Recent performanceProduction net to OSH
| mmbbl | 1Q | 2Q | 3Q | 4Q | Year |
| 2003 |
0.60 |
0.62 |
0.68 |
0.68 |
2.58 |
| 2004 |
0.67 |
0.72 |
0.61 |
0.88 |
2.89 |
| 2005 |
0.64 |
1.03 |
0.90 |
1.07 |
3.64 |
| 2006 |
1.00 |
0.90 |
0.80 |
1.07 |
3.70 |
| 2007 |
0.89 |
0.93 |
0.98 |
1.01 |
3.81 |
| 2008 |
0.85 |
0.81 |
|
|
1.66 |
Latest quarterly report
Oil Search’s share of 2008 first quarter production from Moran and NW Moran was 0.85 million barrels, with the fields producing at a gross average rate of 18,877 bopd. This was 16% lower than in the fourth quarter of 2007, reflecting the scheduled February shutdown of the APF for maintenance.
Production from the NW Moran 1 EPT (Extended Production Test) averaged 2,953 bopd during the quarter, which was 9% lower than in the fourth quarter of 2007 due to natural well decline.

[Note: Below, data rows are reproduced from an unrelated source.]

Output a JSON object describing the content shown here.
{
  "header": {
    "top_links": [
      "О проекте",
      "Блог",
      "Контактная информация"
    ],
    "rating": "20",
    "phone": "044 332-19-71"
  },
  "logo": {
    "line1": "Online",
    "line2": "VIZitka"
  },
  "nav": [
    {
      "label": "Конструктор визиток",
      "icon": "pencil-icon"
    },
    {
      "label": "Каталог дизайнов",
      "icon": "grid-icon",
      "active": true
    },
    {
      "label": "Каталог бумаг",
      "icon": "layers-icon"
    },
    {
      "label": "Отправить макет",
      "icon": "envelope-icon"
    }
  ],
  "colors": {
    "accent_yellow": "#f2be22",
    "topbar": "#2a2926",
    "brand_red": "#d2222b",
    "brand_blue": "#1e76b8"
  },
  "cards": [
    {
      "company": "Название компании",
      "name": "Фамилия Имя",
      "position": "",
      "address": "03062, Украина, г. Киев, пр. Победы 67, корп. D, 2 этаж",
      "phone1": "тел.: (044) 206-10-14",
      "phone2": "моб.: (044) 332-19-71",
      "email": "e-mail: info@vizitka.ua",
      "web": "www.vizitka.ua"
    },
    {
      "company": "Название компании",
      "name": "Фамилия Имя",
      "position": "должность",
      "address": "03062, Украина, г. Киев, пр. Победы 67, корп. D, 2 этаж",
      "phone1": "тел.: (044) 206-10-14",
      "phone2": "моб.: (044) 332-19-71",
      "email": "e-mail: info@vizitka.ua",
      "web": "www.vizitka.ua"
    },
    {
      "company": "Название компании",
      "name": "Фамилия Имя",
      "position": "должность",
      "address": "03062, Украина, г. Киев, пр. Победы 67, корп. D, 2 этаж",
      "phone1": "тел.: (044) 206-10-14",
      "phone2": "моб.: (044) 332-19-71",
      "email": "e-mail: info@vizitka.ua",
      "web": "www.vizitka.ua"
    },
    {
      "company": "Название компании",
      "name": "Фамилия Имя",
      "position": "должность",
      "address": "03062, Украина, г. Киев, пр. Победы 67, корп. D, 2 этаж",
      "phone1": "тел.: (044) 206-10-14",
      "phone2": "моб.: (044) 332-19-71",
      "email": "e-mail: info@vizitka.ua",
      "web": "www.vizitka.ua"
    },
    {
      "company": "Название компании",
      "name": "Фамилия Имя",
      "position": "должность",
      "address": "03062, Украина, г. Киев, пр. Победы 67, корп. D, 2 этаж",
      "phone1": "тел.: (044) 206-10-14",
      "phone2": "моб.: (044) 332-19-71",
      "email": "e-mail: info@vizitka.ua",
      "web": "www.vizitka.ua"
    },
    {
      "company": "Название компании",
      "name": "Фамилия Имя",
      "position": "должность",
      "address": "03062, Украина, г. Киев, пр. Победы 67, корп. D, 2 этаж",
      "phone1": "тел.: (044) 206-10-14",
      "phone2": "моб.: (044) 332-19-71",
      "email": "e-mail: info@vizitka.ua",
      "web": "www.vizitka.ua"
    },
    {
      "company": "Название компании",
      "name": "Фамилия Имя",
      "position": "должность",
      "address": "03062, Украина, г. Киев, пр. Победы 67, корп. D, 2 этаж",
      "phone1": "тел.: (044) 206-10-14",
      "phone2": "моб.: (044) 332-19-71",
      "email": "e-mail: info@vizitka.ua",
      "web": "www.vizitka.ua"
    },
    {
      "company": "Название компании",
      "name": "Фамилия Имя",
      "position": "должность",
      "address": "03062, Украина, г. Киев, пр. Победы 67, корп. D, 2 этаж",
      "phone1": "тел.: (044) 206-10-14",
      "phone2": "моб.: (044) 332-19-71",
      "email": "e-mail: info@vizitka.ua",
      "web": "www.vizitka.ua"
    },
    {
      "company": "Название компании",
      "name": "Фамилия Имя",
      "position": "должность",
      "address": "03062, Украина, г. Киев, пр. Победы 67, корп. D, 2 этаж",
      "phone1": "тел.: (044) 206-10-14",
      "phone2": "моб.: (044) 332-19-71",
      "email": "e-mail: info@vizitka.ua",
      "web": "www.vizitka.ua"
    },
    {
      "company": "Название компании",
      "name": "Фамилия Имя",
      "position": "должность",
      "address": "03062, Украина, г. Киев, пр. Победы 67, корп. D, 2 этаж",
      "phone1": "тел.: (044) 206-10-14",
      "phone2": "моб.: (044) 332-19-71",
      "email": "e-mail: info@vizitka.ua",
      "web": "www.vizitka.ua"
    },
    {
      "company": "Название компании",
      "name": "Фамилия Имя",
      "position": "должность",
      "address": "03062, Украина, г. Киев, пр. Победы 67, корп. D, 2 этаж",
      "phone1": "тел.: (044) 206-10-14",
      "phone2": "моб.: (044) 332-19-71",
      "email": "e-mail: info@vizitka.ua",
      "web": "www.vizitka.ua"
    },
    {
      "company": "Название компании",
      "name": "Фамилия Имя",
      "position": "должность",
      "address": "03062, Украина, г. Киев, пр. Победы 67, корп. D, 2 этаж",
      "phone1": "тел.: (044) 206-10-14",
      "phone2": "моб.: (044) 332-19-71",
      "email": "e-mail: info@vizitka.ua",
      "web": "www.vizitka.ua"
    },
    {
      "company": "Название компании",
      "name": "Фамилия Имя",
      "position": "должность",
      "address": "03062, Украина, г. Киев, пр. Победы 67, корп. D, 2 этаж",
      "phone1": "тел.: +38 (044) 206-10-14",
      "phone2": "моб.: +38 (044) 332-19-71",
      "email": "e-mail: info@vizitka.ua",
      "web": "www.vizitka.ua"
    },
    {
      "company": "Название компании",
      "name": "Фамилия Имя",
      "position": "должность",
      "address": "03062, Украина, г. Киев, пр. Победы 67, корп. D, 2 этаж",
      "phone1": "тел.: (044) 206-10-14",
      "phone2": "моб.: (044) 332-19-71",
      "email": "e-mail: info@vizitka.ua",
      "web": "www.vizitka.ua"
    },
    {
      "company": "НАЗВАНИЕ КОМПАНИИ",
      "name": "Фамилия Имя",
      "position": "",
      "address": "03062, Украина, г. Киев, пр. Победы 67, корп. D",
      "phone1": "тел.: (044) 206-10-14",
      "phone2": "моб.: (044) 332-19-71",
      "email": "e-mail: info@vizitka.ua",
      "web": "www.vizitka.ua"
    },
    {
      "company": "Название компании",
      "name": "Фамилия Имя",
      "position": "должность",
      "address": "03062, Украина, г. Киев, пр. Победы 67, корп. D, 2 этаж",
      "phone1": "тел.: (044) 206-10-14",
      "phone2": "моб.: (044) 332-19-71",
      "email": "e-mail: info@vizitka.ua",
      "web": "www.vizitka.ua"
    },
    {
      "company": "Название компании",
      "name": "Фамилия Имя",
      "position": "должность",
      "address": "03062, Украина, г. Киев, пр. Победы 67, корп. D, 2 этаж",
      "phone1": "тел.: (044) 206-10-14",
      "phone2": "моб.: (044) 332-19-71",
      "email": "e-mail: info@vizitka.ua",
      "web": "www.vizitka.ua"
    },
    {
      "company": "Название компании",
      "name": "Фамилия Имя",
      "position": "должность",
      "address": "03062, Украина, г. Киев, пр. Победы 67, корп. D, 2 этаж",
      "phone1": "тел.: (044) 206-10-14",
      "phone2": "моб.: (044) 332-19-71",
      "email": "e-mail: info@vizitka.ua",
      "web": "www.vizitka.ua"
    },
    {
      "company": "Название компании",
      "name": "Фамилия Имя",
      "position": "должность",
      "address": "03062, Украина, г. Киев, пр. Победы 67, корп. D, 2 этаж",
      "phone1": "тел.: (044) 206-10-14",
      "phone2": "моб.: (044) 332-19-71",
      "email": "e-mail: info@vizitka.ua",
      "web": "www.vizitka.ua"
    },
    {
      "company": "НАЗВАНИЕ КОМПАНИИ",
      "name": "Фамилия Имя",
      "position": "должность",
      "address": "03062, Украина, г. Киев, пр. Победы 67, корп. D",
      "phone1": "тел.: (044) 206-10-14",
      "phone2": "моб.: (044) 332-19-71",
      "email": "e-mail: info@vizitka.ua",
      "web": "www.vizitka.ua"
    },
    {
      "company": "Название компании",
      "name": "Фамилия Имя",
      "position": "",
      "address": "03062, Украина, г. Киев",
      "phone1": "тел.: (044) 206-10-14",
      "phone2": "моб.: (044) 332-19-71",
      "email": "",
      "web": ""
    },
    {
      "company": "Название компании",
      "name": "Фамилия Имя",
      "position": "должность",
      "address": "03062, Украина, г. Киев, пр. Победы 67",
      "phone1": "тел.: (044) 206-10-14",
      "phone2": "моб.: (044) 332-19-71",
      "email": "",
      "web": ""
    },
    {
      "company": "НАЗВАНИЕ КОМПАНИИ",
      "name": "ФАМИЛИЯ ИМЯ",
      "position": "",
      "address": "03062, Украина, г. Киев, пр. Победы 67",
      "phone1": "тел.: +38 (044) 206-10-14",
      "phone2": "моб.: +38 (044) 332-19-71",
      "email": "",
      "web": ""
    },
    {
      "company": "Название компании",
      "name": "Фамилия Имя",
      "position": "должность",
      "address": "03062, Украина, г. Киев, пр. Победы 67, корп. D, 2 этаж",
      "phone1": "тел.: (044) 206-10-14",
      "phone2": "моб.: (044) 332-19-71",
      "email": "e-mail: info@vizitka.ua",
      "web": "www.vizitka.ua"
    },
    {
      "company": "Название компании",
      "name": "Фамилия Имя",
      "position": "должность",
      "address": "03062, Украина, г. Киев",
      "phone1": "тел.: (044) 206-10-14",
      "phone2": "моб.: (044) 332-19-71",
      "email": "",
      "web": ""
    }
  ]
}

A Landowner Development forum regarding NW Moran took place in February and an offer of a Production Development Licence (PDL) over NW Moran is now expected to occur before the EPT consent expires on 30 April 2008. Once the PDL has been granted, the NW Moran well and the NW extension of the Moran field will be integrated formally into the Moran unit.
During the quarter, preparations continued for the drilling of three additional Moran development wells in 2008. Drilling is expected to commence around mid-year.